The FSF provided extensive feedback throughout the drafting process of the 4.0 suite of CC licenses, and began discussing the possibility of one-way compatibility of CC BY-SA 4.0 and GPLv3 in 2011. As a steward of public licenses, CC has displayed tremendous leadership throughout the entire drafting process of the 4.0 license suite, and this leadership has continued through the license compatibility process. In January 2015, CC officially opened a public consultation on CC BY-SA 4.0 and GPLv3 compatibility. They facilitated this discussion via a public mailing list, and supported it by creating strong educational resources such as their analysis of GPLv3 and their analysis of BY-SA compatibility. One of the most important ways in which the community contributed to the compatibility discussion was by identifying various use cases in which a person may wish to combine a CC BY-SA licensed work with a piece of software or similar work. One increasingly common use case is with free hardware design projects, in which contributors to the project choose to put the entire repository (for example, an aggregate of art, design documents, and software) under the terms of the GNU GPL. Similar use cases are documented with games and the artwork distributed alongside the games.

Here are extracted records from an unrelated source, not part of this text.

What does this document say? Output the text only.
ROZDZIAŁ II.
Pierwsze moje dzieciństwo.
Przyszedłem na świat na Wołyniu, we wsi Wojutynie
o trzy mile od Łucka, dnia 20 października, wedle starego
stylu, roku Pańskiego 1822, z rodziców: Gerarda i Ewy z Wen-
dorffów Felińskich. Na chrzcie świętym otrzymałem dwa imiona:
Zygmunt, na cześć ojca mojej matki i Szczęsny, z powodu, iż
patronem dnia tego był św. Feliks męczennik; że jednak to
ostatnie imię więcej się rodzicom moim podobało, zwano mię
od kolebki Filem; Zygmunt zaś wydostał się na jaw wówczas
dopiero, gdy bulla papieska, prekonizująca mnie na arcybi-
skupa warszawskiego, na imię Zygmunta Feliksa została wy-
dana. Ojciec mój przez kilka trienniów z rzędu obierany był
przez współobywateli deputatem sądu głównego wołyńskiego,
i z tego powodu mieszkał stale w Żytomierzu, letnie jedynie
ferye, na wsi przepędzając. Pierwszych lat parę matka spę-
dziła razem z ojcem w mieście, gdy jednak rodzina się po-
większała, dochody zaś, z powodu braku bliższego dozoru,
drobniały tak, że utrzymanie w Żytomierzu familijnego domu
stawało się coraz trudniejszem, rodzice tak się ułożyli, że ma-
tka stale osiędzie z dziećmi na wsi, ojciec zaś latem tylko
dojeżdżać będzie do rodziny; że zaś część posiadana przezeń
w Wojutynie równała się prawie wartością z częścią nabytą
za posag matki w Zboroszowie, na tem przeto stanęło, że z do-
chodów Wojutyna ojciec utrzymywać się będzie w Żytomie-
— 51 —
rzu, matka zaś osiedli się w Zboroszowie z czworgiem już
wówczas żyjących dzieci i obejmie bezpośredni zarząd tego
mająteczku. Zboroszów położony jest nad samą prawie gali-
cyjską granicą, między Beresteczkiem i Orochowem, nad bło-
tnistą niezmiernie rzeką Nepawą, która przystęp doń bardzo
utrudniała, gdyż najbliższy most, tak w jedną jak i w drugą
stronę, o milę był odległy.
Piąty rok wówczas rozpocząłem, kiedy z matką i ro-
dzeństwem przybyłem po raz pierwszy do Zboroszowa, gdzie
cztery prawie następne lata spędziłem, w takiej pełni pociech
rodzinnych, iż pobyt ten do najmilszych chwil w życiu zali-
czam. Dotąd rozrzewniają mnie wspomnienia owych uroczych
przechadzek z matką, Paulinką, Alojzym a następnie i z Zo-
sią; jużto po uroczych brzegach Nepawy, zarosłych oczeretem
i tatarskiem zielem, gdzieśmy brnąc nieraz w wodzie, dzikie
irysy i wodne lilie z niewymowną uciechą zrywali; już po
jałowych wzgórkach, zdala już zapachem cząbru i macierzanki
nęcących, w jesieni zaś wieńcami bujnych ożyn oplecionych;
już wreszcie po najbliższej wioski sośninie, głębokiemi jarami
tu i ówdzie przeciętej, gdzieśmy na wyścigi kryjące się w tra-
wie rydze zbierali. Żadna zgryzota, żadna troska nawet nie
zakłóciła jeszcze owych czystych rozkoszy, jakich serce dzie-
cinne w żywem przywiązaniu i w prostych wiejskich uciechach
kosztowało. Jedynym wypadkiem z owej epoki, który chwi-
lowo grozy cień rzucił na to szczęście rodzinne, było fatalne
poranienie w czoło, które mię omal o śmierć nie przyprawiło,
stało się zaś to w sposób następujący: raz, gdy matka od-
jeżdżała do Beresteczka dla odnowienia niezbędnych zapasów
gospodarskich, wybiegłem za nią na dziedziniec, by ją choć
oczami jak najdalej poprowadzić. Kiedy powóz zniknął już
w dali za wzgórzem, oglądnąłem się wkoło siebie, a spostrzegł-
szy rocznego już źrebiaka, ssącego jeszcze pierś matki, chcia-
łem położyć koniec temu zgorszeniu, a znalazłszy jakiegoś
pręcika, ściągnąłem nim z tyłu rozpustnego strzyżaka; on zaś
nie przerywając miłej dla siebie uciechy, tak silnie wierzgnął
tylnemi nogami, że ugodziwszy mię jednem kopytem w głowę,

While we do not anticipate that many people will choose GPLv3 for their adapted versions of CC BY-SA licensed works of art, we do expect compatibility will be especially useful for individuals working in niche areas where a creative work that is licensed under CC BY-SA needs to be adapted and melded into source code form and combined with some GPLv3-covered software. As Mike Linksvayer stated in CC's announcement, this important interoperability between two of the world's most popular copyleft licenses "not only removes a barrier, but helps inspire new and creative combinations of software and culture, design, education, and science, and the adoption of software best practices such as source control (e.g., through 'git') in these fields."
When combining works licensed under CC BY-SA with ones under GPLv3, individuals should use caution and make sure that they can actually comply with the source requirements of GPLv3, specifically that they are able to show that they can provide the source code, which is defined as the preferred form of the work for making modifications. Further, when licensing a CC BY-SA work under the terms of GPLv3, the FSF urges individuals to take advantage of Section 14 of the GNU GPLv3, which allows a licensor to specify a proxy to determine whether future versions of the GPL can be used, i.e., "GNU GPL version 3 or (at your option) any later version." Creative Commons has kindly provided instructions stating that "individuals can specify Creative Commons as their proxy (via http://creativecommons.org/compatiblelicenses) so that if and when Creative Commons determines that a future version of the GPL is a compatible license, the adapted and combined work could be used under that later version of GPL."
Lastly, the FSF is grateful to all of the individuals who helped contribute to the compatibility discussion and process, including the many emails and questions we received from members of our community, but most especially to those individuals directly involved over the past five years, including: Sarah Hinchliff Pearson, Diane Peters, Lawrence Lessig, Mike Linksvayer, Kat Walsh, and Christopher Allan Webber from Creative Commons; Joshua Gay, Donald Robertson, III, Brett Smith, Richard Stallman, and John Sullivan of the Free Software Foundation, along with Eben Moglen of the Software Freedom Law Center and Aaron Williamson (who is now an attorney at Tor Ekeland).